(CN) — Washington state wildlife managers wiped out an entire pack of wolves that roamed near the Canadian border in the remote Colville National Forest, after ranchers claimed the wolves killed cattle grazing on both private and public land.
State officials said Monday they had killed the last two known members of the Wedge wolf pack, after investigations showed the wolves had taken part in 16 livestock attacks on animals belonging to three different ranchers. Officials said the wolves killed four animals since May and injured 19.
One of the ranchers involved was Len McIrvin, owner of the Diamond M Ranch, according to the Capital Press.
“It’s a blood bath,” McIrvin told the Capital Press. “I don’t know if we’re going to have any cattle left when we’re done with this.”
McIrvin, who leases federal land to graze his cattle, has long criticized nonlethal methods of discouraging wolves from preying on livestock. Washington Department of Fish & Wildlife has killed more wolves based on complaints from Diamond M Ranch than from any other livestock producer, including the entire Old Profanity Pack last summer.
Washington Gov. Jay Inslee asked the department to kill fewer wolves, after last year’s contentious and litigation-filled grazing season ended with the state having killed nine wolves based on complaints over livestock predation.
The most recent count, conducted at the end of 2019, showed a minimum of 108 wolves in Washington state, up from 97 in 2018.
In July, near the beginning of this year’s summer grazing season, Kelly Susewind, director of the Washington Department of Fish & Wildlife, wrote to Inslee saying the agency aimed to improve what it sees as the best non-lethal method to prevent wolves from eating livestock — range riding.
Range riders accompany cattle on horseback as they graze, deterring wolf predation via human presence. Prosecutors are currently investigating the case of two range riders accused of taking a shopping trip to Spokane, Wash. when they were supposed to be deep in the Kettle Range, paid to ride alongside cattle owned by McIrwin’s Diamond M Ranch.
While they were gone, wolves from the Old Profanity Pack attacked the cattle the pair was supposed to be guarding, according to court documents in a lawsuit where environmentalists challenged the state’s wolf kill program. After that, the state wildlife agency killed every member of the wolf pack. Prosecutors haven’t said yet whether they will file charges against the couple involved.
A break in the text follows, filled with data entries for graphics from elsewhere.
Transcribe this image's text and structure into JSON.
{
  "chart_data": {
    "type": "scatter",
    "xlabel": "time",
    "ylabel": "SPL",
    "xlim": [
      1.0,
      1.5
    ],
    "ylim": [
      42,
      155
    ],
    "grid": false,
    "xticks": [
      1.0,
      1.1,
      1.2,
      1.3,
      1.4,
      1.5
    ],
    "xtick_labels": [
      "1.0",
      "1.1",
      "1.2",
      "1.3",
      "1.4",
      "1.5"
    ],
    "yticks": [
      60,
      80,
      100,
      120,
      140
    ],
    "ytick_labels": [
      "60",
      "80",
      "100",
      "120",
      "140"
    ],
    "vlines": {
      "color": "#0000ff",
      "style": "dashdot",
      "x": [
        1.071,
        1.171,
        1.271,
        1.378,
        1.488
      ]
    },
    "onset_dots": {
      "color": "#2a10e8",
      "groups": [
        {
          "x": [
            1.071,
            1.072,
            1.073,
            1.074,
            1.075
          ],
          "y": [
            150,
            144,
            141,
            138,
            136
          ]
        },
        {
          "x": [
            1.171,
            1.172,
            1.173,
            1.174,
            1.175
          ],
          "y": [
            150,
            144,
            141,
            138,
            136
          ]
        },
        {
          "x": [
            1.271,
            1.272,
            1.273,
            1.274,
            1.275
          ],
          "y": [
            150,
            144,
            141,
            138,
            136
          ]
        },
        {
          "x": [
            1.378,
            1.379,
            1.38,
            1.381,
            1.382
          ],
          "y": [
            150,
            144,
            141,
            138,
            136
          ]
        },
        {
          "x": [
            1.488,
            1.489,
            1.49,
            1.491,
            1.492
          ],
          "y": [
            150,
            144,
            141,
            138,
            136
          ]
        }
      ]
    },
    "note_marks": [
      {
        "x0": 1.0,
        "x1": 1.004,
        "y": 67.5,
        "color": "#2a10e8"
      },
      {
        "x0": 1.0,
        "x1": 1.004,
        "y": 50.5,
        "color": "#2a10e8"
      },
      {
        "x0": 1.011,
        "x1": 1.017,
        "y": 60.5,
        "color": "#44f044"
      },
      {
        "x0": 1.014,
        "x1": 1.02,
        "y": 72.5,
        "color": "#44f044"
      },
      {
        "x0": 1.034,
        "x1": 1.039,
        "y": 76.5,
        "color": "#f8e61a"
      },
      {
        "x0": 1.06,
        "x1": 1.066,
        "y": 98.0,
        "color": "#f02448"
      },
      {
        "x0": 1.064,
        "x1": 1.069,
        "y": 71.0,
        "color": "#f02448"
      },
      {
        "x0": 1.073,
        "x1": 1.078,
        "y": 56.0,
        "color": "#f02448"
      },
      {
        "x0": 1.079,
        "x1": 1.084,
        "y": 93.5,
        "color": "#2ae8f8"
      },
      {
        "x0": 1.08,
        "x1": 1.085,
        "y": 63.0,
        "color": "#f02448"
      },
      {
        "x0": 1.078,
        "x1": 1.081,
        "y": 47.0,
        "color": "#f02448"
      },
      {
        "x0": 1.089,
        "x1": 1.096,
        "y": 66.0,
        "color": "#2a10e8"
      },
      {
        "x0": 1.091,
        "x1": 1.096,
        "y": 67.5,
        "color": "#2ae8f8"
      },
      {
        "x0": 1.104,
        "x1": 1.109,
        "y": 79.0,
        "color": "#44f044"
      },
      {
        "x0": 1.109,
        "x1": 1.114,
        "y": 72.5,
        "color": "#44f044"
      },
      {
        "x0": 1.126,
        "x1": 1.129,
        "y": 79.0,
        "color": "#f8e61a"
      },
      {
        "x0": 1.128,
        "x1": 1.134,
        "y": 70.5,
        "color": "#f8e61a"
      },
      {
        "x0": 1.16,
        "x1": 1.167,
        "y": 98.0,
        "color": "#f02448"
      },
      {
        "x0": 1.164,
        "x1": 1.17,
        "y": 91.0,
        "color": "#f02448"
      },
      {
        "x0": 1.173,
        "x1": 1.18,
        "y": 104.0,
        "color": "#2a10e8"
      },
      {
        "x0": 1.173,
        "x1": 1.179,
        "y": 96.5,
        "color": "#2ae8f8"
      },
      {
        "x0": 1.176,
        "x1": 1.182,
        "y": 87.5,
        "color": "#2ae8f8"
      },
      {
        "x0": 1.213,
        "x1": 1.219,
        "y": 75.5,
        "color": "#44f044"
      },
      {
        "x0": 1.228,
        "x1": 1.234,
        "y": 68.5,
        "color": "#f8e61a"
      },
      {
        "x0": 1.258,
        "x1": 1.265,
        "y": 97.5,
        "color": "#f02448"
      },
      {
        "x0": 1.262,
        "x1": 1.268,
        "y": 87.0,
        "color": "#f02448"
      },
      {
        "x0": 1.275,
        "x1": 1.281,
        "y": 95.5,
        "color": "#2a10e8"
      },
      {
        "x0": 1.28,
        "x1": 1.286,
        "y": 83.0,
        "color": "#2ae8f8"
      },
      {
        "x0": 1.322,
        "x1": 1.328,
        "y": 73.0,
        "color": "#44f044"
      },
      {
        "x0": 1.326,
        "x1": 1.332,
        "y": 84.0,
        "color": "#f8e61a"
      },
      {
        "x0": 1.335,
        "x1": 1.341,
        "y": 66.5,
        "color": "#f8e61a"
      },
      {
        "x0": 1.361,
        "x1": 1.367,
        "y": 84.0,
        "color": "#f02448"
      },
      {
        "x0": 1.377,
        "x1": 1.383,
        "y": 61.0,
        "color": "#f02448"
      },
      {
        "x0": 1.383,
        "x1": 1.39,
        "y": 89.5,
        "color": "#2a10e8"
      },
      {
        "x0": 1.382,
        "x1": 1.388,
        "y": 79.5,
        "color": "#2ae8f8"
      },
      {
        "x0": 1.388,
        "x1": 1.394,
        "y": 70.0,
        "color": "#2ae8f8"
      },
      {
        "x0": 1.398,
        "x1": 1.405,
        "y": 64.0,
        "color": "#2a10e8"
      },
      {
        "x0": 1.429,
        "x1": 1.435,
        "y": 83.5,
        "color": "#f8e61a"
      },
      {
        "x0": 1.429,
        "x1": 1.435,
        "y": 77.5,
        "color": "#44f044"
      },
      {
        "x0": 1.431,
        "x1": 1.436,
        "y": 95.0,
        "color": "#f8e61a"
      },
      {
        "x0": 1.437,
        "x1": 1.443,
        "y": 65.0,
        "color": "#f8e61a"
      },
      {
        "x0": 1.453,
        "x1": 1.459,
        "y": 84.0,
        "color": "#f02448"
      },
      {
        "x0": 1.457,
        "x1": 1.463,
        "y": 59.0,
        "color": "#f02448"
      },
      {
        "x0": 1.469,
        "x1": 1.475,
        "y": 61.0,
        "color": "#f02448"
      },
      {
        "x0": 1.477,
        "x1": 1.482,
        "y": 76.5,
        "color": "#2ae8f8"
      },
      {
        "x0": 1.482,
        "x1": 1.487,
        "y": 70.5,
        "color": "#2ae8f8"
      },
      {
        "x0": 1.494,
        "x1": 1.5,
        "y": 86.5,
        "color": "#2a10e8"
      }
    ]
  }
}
Just increasing range riding is not enough to prevent wolves from killing livestock grazing in a national forest, according to Sophia Ressler, Washington state wildlife advocate with the Center for Biological Diversity. Ressler said her group wants rules requiring better documentation of non-lethal measures that can be enforced before the department is allowed to consider killing wolves.
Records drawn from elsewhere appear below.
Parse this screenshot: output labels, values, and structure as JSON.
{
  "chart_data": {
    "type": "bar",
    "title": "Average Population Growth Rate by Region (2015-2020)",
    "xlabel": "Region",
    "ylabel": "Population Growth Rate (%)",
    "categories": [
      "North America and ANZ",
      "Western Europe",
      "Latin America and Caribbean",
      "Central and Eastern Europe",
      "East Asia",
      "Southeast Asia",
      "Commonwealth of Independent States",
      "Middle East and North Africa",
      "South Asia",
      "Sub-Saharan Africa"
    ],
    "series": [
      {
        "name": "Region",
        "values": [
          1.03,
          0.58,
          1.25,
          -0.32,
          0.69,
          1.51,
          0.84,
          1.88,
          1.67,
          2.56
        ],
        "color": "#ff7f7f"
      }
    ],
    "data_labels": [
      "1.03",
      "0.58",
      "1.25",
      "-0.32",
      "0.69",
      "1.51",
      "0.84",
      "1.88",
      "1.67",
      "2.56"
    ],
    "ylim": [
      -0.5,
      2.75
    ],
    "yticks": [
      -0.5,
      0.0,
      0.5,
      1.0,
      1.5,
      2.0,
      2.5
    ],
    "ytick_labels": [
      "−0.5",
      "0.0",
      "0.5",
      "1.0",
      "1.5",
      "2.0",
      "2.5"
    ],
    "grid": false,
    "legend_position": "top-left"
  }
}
“We want assurance that non-lethal measures were done properly and were actually the correct preventative measure for the situation,” Ressler told Courthouse News.
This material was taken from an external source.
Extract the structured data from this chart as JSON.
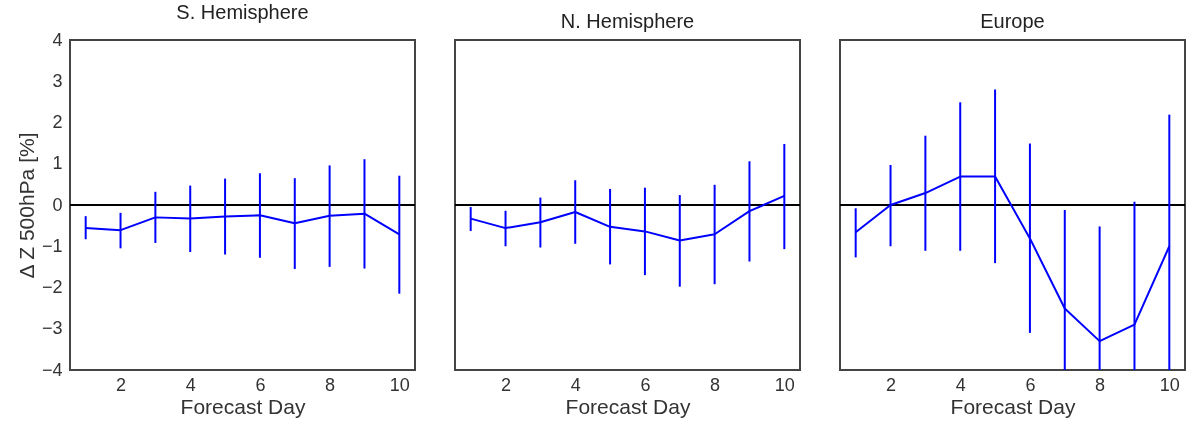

The department wants to launch a series of new non-lethal methods of deterring livestock predation, department spokeswoman Staci Lehman said over the phone. Ideas include putting bells on cows, hanging strings of red flags that Lehman said might frighten wolves when they flutter in the wind, and putting equipment near cattle herds that can detect wolves wearing radio collars and emit loud noises to scare them away. But those ideas haven’t yet been fully implemented, Lehman said, because funding is limited and because some supplies are restricted during the Covid-19 pandemic.
The department does reimburse ranchers who lose cattle to wolves, but ranchers like McIrwin say the program doesn’t pay enough. On grazing sites over 100 acres, where surveying for wolf kills would be too difficult, the government pays ranchers the full current market value for two animals for every animal confirmed to have been killed by a wolf. And on smaller grazing sites where surveys are more practical, the government will pay the full market value for every animal confirmed to be killed by wolves.
“Some take advantage of it, and some don’t,” Lehman said. “It’s a lot of paperwork, so some don’t want to spend the time doing it.”
Officials are also trying to kill one or two wolves in the Leadpoint pack after officials said they had killed livestock on private grazing land in Stevens County. And the department tried and failed several times to kill a wolf from the Togo pack this summer. Lehman said that wolf kill order is no longer active, since the Togo pack hasn’t been found to have killed any livestock in over two months. She said the pack may have moved after state-sponsored hunters tried to shoot its members from low-flying helicopters.
“Sometimes the act of trying to kill a wolf will change their behavior,” Lehman said.
Ressler said it was “ludicrous” for the department to rely on lethal methods of managing livestock conflict.
“The nonstop killing of wolves in Washington has to end now,” Ressler said. “These wolves shouldn’t be gunned down just for trying to feed their families.”